For five decades at the beginning of the 20th century, Horace Poolaw photographed a Kiowa community in flux. In black and white, he captured a rare insider’s view of daily tribal life in Oklahoma from the 1920s to 1960s, when the reservations were receding and modernization was embedding in the new state. For a Love of His People: The Photography of Horace Poolaw at the Smithsonian’s National Museum of the American Indian in New York showcases over 80 of Poolaw’s photographs, along with his trusty Speed Graphic camera.
As the Smithsonian explains, Poolaw was born in 1906 “during a time of great change for his people — one year before Oklahoma statehood and six years after the US government approved an allotment policy that ended the reservation period.” From the age of 17, Poolaw took an interest in photography, and during World War II he was an Army aerial photography instructor. He had a knack for portraiture of rural life, whether it was the fluttering movement of the fancy dancers at a powwow or his own stern-faced children in their tiny suits. A 1930 photograph shows a woman in traditional deerskin with a fashionable bob cut curling over her forehead, one of the several to show the mixing of inside and outside influences on Kiowa life.
Kiowa author N. Scott Momaday wrote this on Poolaw’s photography:
Looking at his life’s work, we see that he was the equal of such frontier photographers as Edward Curtis, Charles Lummis, and William Soule; and in his native intelligence (my emphasis) and understanding of the indigenous world, he surpassed them.
The retrospective is accompanied by a monograph from Yale University Press.
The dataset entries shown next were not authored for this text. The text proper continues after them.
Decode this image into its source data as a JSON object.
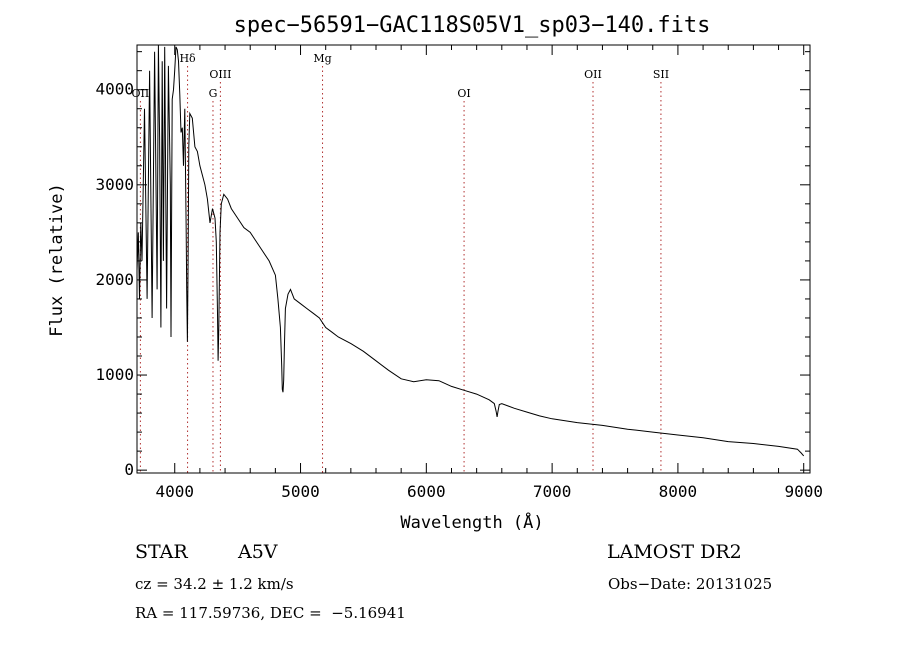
{
  "chart_data": {
    "type": "line",
    "title": "spec−56591−GAC118S05V1_sp03−140.fits",
    "xlabel": "Wavelength (Å)",
    "ylabel": "Flux (relative)",
    "xlim": [
      3700,
      9050
    ],
    "ylim": [
      -30,
      4470
    ],
    "xticks": [
      4000,
      5000,
      6000,
      7000,
      8000,
      9000
    ],
    "yticks": [
      0,
      1000,
      2000,
      3000,
      4000
    ],
    "grid": false,
    "series": [
      {
        "x": [
          3700,
          3710,
          3720,
          3730,
          3740,
          3760,
          3780,
          3800,
          3820,
          3840,
          3860,
          3870,
          3880,
          3890,
          3900,
          3910,
          3920,
          3935,
          3950,
          3965,
          3970,
          3980,
          3990,
          4000,
          4010,
          4020,
          4030,
          4040,
          4050,
          4060,
          4070,
          4080,
          4090,
          4095,
          4101,
          4106,
          4112,
          4120,
          4140,
          4160,
          4180,
          4200,
          4220,
          4240,
          4260,
          4280,
          4300,
          4320,
          4330,
          4340,
          4345,
          4350,
          4360,
          4370,
          4390,
          4420,
          4450,
          4500,
          4550,
          4600,
          4650,
          4700,
          4750,
          4800,
          4820,
          4840,
          4850,
          4855,
          4861,
          4866,
          4872,
          4880,
          4900,
          4920,
          4950,
          5000,
          5050,
          5100,
          5150,
          5200,
          5250,
          5300,
          5400,
          5500,
          5600,
          5700,
          5800,
          5900,
          6000,
          6100,
          6200,
          6300,
          6400,
          6500,
          6540,
          6555,
          6563,
          6570,
          6580,
          6600,
          6700,
          6800,
          6900,
          7000,
          7200,
          7400,
          7600,
          7800,
          8000,
          8200,
          8400,
          8600,
          8800,
          8950,
          8980,
          9000
        ],
        "y": [
          2100,
          2500,
          1800,
          2600,
          2200,
          3800,
          1800,
          4200,
          1600,
          4400,
          1900,
          4500,
          3500,
          1500,
          4300,
          2200,
          4450,
          1700,
          4250,
          3000,
          1400,
          3900,
          4000,
          4200,
          4450,
          4420,
          4300,
          3950,
          3550,
          3600,
          3200,
          3800,
          2600,
          1900,
          1350,
          2200,
          3400,
          3750,
          3700,
          3400,
          3350,
          3200,
          3100,
          3000,
          2850,
          2600,
          2750,
          2650,
          2400,
          1650,
          1150,
          1500,
          2500,
          2800,
          2900,
          2850,
          2750,
          2650,
          2550,
          2500,
          2400,
          2300,
          2200,
          2050,
          1800,
          1500,
          1100,
          850,
          820,
          950,
          1300,
          1700,
          1850,
          1900,
          1800,
          1750,
          1700,
          1650,
          1600,
          1500,
          1450,
          1400,
          1330,
          1250,
          1150,
          1050,
          960,
          930,
          950,
          940,
          880,
          840,
          800,
          740,
          700,
          620,
          560,
          620,
          690,
          700,
          650,
          610,
          570,
          540,
          500,
          470,
          430,
          400,
          370,
          340,
          300,
          280,
          250,
          220,
          180,
          150
        ]
      }
    ],
    "lines": [
      {
        "label": "OII",
        "x": 3727,
        "row": 2
      },
      {
        "label": "Hδ",
        "x": 4102,
        "row": 0
      },
      {
        "label": "G",
        "x": 4304,
        "row": 2
      },
      {
        "label": "OIII",
        "x": 4363,
        "row": 1
      },
      {
        "label": "Mg",
        "x": 5175,
        "row": 0
      },
      {
        "label": "OI",
        "x": 6300,
        "row": 2
      },
      {
        "label": "OII",
        "x": 7325,
        "row": 1
      },
      {
        "label": "SII",
        "x": 7865,
        "row": 1
      }
    ]
  },
  "info": {
    "object_class": "STAR",
    "subclass": "A5V",
    "survey": "LAMOST DR2",
    "cz": "cz = 34.2 ± 1.2 km/s",
    "obs_date": "Obs−Date: 20131025",
    "coords": "RA = 117.59736, DEC =  −5.16941"
  }
}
Poolaw passed away in 1984, but his work remains under the radar, perhaps because it was produced for and about his community. Yet it offers an incredible insight into a time and place of tradition in transition.
For a Love of His People: The Photography of Horace Poolaw continues at the Smithsonian’s National Museum of the American Indian (1 Bowling Green, Financial District, Manhattan) through February 15, 2015.